The zero-hours worker’s obligation to accept a call
An important difference between the preliminary contract and the MUP employment contract is that a worker under the latter is obliged to positively respond to calls to work. This obligation may give rise to insecurity among zero-hours workers as they must be continuously available to their employer, without knowing when they will have to work. In order to provide more security to these zero-hours workers, the WAB introduced Article 7:628a (2) Civil Code, which stipulates that on-demand workers (falling under the scope of the aforementioned definition) are not obliged to respond to a call if they have not received the call in writing or electronically four days before the work starts. Social partners are allowed to limit the four-day notice period to 24 hours in collective agreements (Article 7:628a (4)). In addition, according to Article 7:628 (11) Civil Code, they are allowed to entirely exclude a notice period from an employment contract where the duration of the work is limited to nine months within a year due to climate and natural conditions and is not subsequently performed by the same worker. The workers falling under the scope of this provision will hereafter be referred to as ‘climate workers’.

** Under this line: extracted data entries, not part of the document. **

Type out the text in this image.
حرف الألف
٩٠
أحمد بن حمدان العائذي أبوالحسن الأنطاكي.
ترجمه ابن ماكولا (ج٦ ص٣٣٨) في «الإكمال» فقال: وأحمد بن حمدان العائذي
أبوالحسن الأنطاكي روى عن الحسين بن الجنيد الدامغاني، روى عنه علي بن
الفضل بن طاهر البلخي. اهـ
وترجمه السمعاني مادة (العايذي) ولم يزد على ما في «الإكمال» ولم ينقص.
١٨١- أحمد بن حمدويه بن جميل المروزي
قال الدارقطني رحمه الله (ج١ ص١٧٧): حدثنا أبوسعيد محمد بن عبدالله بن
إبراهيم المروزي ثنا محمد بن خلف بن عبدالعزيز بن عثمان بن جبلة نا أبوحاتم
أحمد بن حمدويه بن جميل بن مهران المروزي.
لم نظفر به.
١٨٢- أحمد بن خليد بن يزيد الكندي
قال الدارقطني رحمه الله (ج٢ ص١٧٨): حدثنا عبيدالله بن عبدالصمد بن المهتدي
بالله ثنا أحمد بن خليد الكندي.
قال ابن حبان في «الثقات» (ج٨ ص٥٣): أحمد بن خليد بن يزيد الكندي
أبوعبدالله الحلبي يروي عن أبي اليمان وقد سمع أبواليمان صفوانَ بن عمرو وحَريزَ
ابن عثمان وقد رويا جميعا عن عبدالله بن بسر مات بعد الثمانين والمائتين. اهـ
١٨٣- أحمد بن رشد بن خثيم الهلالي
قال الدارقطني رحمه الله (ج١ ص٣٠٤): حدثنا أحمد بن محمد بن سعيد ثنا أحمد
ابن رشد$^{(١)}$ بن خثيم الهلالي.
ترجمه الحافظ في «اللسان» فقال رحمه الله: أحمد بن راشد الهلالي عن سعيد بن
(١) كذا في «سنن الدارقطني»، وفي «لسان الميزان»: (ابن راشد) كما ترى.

The Collective Agreement for the Hospitality Industry has implemented the options for derogating from the four-day notice rule. This means that zero-hours workers working in the hospitality industry are required to respond to calls 24 hours in advance, and that zero-hours workers considered to be climate workers must respond to calls at any hour (Article 3.5a CAO). Interestingly, the exception for climate workers stipulated in Article 7:628 (11) Civil Code was adopted after an amendment proposed by a Member of Parliament of a small Christian political party intended to defend the interests of farmers in need of flexible workers. 45 Yet, as the Collective Agreement for the Hospitality Industry shows, other sectors have also introduced this option into their collective agreement, meaning that many zero-hours workers are still subjected to exceptional unpredictable working hours.

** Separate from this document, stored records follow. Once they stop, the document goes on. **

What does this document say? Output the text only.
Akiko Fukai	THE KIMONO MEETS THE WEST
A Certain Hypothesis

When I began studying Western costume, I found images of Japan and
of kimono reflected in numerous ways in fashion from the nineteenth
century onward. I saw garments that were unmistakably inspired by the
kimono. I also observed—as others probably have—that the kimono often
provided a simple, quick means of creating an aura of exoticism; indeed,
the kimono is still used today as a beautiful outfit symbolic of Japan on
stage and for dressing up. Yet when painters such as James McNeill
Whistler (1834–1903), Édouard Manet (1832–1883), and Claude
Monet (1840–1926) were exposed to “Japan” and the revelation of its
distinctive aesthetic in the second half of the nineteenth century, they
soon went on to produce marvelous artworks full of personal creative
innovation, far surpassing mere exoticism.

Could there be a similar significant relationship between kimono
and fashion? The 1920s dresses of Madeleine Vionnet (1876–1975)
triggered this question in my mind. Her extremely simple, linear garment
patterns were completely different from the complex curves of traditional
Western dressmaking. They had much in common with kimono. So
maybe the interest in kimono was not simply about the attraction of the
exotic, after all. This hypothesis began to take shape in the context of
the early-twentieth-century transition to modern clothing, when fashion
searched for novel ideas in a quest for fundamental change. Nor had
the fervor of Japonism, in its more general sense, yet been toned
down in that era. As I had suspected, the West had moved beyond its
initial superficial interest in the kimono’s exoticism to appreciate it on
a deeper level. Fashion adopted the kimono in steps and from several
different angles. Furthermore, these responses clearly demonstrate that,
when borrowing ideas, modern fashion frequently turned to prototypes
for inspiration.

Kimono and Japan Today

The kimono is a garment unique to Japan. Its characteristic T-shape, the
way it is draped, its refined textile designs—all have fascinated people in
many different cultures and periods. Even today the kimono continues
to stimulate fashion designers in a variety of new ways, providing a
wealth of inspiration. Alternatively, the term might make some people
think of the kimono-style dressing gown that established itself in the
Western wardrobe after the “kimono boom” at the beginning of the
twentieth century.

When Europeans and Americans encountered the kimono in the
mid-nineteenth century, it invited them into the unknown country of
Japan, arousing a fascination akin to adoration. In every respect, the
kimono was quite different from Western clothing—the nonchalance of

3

In addition to the limitations on the employer's ability to require the worker's constant availability created by the Article 7:628a Civil Code, further restrictions are imposed by the Working Hours Act of 1995. For example, Article 4:2 Working Hours Act obliges employers to inform the workers of their ‘working patterns’ which, according to the explanatory memorandum, should be interpreted as ‘working schedules’. The explanatory memorandum further explains that when it comes to ‘unpredictable working patterns’ (such as the working patterns of most zero-hours workers), the employer needs to at least inform the worker of their weekly rest periods. 46 In addition, Article 4:1a Act stipulates that the employer, in establishing working patterns, must account for the employees’ personal circumstances, including care responsibilities for dependent relatives and societal responsibilities. According to the legal literature, this provision also indicates that on-demand employees can decline a call due to personal circumstances. 47 However, as the Working Hours Act does not provide for a sanction that could be imposed on non-compliant employers, 48 zero-hours workers, especially climate workers, may still be limited in how they spend their non-working hours due to the risk of being called to work.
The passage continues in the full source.